The nonprofit organization, established in 1902 and affiliated with Iowa State’s College of Agriculture and Life Sciences, serves as the official seed certifying organization for the state of Iowa. Seed certification provides coordinated, professional field inspections and laboratory testing, and serves as an unbiased system for meeting state, federal and international seed law requirements. Seed certification assures buyers that the seed they purchase has met established standards for varietal purity and identity.

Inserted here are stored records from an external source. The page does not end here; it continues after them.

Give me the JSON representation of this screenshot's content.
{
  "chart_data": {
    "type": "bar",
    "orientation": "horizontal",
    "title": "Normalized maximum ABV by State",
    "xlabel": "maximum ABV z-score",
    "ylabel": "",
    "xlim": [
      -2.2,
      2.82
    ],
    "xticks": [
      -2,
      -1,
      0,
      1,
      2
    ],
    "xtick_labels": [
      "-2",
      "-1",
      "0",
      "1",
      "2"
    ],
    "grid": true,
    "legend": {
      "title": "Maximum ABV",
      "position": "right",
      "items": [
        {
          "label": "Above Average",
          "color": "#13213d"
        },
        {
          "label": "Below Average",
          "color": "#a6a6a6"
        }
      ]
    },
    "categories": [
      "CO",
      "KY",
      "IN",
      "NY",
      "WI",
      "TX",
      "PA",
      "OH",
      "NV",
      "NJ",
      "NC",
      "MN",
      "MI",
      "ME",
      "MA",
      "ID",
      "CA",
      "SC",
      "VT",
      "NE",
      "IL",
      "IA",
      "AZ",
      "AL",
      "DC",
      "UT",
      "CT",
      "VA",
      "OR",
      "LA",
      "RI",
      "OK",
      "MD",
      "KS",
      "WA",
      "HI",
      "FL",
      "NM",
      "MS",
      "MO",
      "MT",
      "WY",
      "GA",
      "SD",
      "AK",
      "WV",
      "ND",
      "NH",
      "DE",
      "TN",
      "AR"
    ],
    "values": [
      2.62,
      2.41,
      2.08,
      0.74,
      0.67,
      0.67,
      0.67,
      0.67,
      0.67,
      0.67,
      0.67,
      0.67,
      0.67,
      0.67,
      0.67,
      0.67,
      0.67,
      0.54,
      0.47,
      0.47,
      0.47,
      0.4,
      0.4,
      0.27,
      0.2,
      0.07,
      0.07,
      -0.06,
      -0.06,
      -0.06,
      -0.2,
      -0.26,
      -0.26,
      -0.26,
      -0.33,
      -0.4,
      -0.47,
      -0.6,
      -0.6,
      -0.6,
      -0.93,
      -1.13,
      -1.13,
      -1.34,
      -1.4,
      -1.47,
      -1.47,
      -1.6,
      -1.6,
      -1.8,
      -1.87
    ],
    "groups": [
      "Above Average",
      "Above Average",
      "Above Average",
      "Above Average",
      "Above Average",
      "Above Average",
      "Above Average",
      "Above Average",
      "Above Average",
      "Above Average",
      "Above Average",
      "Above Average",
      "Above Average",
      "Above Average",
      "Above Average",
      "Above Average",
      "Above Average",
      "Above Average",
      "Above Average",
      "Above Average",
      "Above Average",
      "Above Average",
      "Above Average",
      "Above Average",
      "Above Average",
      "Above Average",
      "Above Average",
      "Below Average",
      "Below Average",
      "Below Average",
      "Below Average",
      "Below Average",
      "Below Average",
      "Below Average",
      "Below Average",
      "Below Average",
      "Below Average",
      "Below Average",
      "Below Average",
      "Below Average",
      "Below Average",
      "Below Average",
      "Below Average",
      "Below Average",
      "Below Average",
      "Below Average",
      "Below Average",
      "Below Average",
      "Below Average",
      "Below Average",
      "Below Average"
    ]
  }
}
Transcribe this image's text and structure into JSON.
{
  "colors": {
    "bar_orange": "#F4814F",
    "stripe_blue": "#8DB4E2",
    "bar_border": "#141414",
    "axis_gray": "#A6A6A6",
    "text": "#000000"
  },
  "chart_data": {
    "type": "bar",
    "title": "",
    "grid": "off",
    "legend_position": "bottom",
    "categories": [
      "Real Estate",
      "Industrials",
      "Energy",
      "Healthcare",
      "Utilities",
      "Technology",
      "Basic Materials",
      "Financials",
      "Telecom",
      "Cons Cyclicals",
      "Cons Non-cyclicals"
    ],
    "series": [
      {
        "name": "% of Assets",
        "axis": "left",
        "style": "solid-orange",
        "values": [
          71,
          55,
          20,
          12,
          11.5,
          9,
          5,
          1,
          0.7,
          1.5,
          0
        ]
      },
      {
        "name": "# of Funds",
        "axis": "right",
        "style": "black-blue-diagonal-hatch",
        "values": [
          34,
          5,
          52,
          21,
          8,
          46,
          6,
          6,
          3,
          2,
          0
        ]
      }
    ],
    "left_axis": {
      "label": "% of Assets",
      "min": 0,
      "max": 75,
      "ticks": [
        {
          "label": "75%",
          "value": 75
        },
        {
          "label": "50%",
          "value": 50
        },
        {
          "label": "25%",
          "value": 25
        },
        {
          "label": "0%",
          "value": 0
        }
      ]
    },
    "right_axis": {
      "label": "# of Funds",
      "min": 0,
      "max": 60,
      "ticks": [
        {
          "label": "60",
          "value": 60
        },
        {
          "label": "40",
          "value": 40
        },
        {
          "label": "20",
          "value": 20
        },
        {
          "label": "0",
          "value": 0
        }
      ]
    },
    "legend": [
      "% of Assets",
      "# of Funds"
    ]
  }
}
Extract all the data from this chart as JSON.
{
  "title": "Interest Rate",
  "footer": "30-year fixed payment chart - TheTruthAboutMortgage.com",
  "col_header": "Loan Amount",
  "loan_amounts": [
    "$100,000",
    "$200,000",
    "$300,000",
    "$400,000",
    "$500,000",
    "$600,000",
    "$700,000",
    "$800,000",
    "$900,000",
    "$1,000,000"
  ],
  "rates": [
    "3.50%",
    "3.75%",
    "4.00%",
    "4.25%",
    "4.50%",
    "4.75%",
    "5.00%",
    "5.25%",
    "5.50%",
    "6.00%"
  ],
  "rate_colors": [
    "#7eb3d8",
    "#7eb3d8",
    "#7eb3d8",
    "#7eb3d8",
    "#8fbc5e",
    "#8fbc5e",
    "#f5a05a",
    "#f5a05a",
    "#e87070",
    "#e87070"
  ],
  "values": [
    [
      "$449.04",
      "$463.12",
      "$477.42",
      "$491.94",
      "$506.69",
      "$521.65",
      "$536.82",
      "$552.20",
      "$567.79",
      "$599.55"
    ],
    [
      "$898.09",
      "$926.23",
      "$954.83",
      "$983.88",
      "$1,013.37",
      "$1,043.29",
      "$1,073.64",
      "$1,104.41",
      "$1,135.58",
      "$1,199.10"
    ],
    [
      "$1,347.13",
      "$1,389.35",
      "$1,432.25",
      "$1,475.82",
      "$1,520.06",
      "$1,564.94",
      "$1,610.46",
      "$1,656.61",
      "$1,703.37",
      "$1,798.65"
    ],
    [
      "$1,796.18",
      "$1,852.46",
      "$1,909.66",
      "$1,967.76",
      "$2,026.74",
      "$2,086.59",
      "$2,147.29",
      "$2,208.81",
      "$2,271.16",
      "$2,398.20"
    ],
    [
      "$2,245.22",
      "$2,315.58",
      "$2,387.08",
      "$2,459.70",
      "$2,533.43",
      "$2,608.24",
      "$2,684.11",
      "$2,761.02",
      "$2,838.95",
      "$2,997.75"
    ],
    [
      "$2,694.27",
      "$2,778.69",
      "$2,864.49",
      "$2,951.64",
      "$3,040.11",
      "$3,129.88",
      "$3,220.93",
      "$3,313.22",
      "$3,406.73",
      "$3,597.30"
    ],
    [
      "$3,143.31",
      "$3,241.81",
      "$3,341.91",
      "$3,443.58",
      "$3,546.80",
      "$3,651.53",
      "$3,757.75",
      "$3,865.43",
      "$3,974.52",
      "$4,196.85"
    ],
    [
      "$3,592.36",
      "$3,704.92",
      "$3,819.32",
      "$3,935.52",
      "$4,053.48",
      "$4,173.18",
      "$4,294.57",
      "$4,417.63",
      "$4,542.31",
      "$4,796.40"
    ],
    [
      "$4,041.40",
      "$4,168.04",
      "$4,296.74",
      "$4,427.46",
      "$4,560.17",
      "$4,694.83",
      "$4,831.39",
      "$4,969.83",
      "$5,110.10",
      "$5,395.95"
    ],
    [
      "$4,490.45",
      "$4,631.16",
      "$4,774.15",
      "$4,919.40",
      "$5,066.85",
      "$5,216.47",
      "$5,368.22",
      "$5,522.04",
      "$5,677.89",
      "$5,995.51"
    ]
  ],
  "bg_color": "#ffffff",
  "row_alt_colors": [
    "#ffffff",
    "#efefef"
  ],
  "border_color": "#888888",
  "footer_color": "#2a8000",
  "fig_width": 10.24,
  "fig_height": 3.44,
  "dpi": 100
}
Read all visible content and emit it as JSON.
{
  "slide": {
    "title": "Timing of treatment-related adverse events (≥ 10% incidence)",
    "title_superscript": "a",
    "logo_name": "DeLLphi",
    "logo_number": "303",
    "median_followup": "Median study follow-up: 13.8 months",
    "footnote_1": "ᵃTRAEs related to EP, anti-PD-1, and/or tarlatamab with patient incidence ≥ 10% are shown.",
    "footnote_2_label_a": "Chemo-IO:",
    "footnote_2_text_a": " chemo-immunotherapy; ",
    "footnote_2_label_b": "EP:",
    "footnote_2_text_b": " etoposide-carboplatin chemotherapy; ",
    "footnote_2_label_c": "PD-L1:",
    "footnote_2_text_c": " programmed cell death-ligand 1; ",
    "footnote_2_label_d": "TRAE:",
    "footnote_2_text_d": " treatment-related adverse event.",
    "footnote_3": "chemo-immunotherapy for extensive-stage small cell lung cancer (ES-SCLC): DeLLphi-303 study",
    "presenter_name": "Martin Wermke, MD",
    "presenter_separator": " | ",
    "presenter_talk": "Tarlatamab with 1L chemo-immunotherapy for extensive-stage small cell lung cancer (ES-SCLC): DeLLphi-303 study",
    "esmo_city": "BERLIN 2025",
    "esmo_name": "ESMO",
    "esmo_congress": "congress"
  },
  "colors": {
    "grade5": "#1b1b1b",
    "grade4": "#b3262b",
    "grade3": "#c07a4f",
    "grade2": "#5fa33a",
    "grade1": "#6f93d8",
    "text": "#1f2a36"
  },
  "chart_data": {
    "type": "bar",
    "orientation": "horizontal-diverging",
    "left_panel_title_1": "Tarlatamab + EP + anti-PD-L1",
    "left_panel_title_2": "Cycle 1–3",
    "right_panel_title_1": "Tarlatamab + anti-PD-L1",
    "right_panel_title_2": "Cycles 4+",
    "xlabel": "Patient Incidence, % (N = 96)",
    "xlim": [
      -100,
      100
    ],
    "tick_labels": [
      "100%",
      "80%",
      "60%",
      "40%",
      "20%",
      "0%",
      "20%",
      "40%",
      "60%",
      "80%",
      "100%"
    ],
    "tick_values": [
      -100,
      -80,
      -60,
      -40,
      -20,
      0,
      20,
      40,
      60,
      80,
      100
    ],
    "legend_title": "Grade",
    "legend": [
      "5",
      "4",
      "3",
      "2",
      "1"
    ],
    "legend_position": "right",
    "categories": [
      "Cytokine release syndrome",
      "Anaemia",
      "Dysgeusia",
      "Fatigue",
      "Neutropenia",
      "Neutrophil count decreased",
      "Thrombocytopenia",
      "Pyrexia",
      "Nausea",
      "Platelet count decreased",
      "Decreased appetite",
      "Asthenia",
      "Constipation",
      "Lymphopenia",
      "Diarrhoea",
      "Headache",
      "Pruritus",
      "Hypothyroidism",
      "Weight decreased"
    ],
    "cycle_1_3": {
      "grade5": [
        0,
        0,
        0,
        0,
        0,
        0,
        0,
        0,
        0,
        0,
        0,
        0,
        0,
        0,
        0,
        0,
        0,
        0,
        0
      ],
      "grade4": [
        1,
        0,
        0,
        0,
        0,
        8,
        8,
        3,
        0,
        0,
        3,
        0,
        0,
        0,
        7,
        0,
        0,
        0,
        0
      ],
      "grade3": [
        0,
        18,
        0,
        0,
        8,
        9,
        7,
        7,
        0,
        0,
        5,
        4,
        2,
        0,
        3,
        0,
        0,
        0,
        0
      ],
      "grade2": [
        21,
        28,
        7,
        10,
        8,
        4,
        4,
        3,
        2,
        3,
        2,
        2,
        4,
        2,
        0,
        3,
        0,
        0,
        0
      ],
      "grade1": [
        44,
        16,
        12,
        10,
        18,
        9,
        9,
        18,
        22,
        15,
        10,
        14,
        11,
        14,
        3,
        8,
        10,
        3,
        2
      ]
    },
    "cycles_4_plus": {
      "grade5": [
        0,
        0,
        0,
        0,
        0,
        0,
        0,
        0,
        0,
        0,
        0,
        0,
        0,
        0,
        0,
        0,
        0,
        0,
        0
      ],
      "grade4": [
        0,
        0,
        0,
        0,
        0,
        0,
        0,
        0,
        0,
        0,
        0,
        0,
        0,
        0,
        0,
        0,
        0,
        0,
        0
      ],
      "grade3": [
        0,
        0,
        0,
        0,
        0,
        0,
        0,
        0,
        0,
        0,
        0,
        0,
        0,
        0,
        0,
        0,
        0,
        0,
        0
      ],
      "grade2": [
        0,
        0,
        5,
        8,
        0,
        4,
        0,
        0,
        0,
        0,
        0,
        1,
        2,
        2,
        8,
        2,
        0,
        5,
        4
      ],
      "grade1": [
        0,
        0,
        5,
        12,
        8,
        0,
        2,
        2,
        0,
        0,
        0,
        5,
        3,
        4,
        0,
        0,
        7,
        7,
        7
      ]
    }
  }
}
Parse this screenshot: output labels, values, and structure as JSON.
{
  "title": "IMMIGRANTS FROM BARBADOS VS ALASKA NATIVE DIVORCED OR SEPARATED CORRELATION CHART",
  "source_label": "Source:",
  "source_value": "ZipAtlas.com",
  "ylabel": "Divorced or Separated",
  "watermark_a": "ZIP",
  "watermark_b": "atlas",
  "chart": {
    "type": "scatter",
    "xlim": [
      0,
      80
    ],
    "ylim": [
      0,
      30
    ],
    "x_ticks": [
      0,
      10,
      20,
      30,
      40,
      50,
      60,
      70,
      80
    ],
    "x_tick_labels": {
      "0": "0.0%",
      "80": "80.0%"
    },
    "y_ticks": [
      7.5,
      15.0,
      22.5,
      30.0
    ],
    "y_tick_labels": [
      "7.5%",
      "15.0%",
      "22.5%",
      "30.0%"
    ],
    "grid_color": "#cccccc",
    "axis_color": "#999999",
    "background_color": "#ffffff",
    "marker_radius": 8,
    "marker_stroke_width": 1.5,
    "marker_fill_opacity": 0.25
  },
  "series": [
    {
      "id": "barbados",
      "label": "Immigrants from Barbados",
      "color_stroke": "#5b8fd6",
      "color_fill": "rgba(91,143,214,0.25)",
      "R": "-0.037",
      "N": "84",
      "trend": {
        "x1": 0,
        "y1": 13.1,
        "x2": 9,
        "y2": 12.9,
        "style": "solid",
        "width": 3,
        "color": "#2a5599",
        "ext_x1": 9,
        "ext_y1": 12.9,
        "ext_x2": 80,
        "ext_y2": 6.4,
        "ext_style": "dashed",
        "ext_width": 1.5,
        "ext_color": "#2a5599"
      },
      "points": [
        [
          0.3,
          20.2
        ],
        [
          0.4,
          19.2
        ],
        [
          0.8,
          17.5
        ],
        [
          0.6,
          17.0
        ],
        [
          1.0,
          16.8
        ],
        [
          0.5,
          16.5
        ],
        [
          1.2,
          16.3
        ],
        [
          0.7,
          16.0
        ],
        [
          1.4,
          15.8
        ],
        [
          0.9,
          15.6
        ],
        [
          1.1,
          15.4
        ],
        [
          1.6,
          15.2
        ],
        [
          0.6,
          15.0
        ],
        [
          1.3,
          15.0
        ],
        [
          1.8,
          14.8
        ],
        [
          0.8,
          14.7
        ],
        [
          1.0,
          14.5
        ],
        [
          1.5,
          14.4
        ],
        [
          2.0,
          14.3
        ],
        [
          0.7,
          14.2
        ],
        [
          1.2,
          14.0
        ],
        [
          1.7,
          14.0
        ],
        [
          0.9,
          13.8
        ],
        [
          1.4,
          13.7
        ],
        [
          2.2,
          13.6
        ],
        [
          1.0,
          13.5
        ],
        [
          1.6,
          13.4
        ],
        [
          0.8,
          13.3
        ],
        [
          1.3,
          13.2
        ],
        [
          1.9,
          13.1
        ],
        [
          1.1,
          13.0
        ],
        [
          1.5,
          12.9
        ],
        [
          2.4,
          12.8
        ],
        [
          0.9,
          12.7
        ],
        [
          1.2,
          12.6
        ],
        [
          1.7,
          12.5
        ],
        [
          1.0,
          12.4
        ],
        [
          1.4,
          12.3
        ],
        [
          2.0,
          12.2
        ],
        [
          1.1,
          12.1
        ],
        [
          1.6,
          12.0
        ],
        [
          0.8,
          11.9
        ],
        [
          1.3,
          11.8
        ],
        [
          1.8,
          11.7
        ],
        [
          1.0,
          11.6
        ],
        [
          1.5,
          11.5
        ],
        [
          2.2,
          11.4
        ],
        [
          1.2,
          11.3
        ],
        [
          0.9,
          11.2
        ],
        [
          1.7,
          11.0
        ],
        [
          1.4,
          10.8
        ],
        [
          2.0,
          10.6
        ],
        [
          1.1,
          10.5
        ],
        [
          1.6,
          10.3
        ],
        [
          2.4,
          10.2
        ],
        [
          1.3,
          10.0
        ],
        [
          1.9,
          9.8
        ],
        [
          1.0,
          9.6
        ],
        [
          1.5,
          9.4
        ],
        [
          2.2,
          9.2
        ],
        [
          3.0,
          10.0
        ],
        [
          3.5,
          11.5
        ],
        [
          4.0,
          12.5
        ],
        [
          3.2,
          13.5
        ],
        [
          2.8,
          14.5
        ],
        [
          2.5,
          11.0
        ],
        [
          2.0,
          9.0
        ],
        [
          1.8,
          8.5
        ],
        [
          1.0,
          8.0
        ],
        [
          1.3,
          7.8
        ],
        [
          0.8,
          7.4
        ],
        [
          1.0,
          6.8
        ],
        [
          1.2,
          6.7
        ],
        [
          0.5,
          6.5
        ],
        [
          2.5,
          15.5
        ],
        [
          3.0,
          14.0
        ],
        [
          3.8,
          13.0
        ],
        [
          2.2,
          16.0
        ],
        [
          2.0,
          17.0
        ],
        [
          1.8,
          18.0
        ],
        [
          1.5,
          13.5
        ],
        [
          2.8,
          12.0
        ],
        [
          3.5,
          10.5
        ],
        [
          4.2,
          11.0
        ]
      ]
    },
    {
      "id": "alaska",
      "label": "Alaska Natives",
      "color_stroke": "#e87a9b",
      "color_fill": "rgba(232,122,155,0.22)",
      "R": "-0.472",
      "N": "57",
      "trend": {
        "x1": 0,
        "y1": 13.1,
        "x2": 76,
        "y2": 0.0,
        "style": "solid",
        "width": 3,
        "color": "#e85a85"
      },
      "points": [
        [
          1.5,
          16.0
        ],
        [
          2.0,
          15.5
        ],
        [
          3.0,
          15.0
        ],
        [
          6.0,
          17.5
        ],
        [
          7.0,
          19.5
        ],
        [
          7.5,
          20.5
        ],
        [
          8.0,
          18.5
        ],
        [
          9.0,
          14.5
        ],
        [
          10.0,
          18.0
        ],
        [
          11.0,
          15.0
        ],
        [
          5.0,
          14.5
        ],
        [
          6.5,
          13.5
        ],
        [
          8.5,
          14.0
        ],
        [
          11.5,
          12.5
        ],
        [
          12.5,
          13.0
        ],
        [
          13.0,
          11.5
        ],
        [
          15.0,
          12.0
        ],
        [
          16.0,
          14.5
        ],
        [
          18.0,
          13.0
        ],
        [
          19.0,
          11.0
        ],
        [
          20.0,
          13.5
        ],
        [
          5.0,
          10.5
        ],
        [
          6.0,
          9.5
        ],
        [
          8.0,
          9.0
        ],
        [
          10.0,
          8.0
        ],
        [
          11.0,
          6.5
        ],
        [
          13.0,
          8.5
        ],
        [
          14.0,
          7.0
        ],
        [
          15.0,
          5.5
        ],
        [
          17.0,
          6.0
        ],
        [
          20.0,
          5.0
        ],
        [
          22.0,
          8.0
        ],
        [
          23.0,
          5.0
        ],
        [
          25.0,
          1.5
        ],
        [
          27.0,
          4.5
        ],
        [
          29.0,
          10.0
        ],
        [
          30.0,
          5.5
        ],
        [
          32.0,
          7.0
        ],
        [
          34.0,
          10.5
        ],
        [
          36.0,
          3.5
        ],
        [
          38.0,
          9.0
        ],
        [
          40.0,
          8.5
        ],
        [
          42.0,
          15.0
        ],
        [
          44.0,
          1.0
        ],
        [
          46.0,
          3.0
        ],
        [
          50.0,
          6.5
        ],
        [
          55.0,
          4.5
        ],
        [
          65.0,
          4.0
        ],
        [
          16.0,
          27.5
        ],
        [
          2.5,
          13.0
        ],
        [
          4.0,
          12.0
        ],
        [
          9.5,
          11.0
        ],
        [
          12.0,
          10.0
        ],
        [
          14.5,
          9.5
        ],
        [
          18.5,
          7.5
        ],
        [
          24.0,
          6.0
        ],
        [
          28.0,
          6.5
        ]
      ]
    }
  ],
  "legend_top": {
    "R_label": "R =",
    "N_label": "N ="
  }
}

Recently the association marked two major milestones in its crop testing programs. This year the association observed 100 years of leadership in testing corn hybrids and varieties in the Iowa Crop Performance Tests. In 2017, the association observed the 50th anniversary of conducting soybean trials. Conducted annually at locations across Iowa, Iowa Crop Improvement Association’s corn and soybean tests provide unbiased, third-party data to Iowa farmers and others on the adaptation and performance of many crop hybrids and varieties. All test results are publicly available and disseminated widely at www.croptesting.iastate.edu to promote the production and use of improved seed stocks. Iowa Crop’s crop performance tests serve as a selection tool for farmers to use to decide what seeds they want to plant for the next season.
Iowa Crop Improvement Association has a long history of supporting research, educational and leadership opportunities. In the last decade the association has committed more than $1.25 million in support of several programs, including plant breeding and other research projects in Iowa State’s Department of Agronomy; Iowa State University’s Crops Team, a student organization; sponsorship of the annual Iowa FFA Agronomy Career Development Event, which attracts over 100 students from 30 Iowa high schools; and annually awarded scholarships to College of Agriculture and Life Sciences students pursuing crop or seed-related majors.
The organization’s board of directors includes the Iowa Secretary of Agriculture; director of the Agriculture Experiment Station at Iowa State; chair of the ISU Department of Agronomy; director of the ISU Seed Science Center; and six members elected by the association’s members who represent seed producers, farmers and others with interests in crop improvement.